First look at Brad Winchester.

Brad Winchester was on Bob Murray’s radar last summer, but it doesn’t take an electronic device to spot the 6-foot-5, 230-pound forward.

Winchester, who arrived Monday from the St. Louis Blues in exchange for a third-round 2012 draft pick, projects primarily as a bottom-six winger. Not surprisingly, he was skating at left wing on a line with Kyle Chipchura and George Parros on the same morning he arrived in Anaheim.

But the Madison, Wisconsin, native is more than strictly an energy-line tough guy.

“He’s been used in front of the net on the power play in St. Louis a little bit,” head coach Randy Carlyle said. “We think that he’s a guy who can move up and down on our left side, if we feel that there’s a necessity to have a bigger body with (Ryan) Getzlaf and (Corey) Perry.”

In addition to his 86 penalty minutes and eight major penalties this season, Winchester has nine goals in 57 games.

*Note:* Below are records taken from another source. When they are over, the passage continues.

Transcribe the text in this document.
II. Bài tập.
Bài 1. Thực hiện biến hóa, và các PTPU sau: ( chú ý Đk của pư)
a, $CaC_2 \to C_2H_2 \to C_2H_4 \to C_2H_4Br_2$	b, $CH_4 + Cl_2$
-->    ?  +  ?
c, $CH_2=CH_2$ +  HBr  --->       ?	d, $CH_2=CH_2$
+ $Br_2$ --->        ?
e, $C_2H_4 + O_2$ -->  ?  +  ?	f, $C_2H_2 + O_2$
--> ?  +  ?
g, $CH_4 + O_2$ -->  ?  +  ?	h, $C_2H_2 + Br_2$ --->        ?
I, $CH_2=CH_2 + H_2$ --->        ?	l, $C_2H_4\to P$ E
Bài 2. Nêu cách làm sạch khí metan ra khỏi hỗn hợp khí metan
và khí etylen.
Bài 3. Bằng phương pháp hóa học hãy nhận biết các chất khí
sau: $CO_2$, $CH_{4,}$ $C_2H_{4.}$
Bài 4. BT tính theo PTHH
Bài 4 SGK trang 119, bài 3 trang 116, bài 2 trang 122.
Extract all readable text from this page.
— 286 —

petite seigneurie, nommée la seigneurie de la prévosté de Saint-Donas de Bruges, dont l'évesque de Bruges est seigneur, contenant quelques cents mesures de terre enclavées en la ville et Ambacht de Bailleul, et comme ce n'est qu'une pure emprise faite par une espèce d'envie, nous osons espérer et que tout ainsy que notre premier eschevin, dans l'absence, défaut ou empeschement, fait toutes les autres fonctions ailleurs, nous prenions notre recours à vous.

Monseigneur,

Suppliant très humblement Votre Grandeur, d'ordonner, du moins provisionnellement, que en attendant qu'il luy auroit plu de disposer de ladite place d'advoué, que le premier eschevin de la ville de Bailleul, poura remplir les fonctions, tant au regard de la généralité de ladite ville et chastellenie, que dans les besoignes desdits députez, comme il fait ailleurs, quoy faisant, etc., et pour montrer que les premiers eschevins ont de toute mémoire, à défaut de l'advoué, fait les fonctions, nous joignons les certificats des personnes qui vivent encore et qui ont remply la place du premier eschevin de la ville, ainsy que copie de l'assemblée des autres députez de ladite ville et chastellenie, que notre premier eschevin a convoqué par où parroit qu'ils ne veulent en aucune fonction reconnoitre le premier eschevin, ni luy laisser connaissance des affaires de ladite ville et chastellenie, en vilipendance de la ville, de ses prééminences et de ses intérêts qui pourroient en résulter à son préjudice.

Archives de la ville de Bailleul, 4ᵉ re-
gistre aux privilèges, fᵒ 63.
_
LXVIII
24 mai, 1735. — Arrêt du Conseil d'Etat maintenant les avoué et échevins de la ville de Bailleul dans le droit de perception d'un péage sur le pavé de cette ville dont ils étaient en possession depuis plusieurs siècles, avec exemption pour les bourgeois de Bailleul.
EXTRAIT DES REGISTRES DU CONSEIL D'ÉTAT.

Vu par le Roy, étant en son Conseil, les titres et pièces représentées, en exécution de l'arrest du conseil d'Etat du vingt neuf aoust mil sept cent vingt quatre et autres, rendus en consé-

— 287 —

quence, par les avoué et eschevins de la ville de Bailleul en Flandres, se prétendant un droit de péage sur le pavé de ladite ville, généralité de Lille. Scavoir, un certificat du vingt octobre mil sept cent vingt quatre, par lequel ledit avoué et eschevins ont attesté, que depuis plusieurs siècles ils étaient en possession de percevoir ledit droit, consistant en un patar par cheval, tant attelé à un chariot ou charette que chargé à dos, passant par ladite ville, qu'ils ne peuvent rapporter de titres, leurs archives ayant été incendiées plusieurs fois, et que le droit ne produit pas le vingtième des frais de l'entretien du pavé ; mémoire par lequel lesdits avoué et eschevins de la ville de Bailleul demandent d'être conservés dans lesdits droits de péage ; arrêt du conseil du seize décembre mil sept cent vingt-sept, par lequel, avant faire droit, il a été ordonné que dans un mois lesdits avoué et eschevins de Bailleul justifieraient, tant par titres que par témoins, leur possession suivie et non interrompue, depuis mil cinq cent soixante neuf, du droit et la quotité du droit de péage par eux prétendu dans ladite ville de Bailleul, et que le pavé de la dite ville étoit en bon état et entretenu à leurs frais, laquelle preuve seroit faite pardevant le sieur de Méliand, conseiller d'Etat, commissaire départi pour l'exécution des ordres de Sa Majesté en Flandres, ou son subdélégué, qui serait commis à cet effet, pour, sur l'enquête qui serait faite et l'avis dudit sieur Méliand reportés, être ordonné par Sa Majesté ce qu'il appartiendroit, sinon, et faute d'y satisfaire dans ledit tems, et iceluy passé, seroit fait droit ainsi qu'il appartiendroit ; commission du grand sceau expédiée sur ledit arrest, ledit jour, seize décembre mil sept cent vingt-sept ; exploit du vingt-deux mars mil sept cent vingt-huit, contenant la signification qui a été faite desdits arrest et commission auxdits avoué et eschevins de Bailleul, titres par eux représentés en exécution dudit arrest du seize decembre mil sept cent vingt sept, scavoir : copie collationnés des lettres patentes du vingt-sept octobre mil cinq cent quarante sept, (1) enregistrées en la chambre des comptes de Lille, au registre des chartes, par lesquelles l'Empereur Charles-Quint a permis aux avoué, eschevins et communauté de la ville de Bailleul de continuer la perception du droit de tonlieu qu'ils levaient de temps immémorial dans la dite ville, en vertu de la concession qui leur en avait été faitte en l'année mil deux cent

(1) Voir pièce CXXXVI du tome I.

He also has a 13-goal season under his belt in 2008-09.

“Part of the reasoning with the acquisition of the player, is he’s been able to provide a level of offense … he can play on the third line, fourth line, move up on your power play, play a front of the net position,” Carlyle said. “If you get players who can score 10-plus goals in that position, you’d like to utilize that.”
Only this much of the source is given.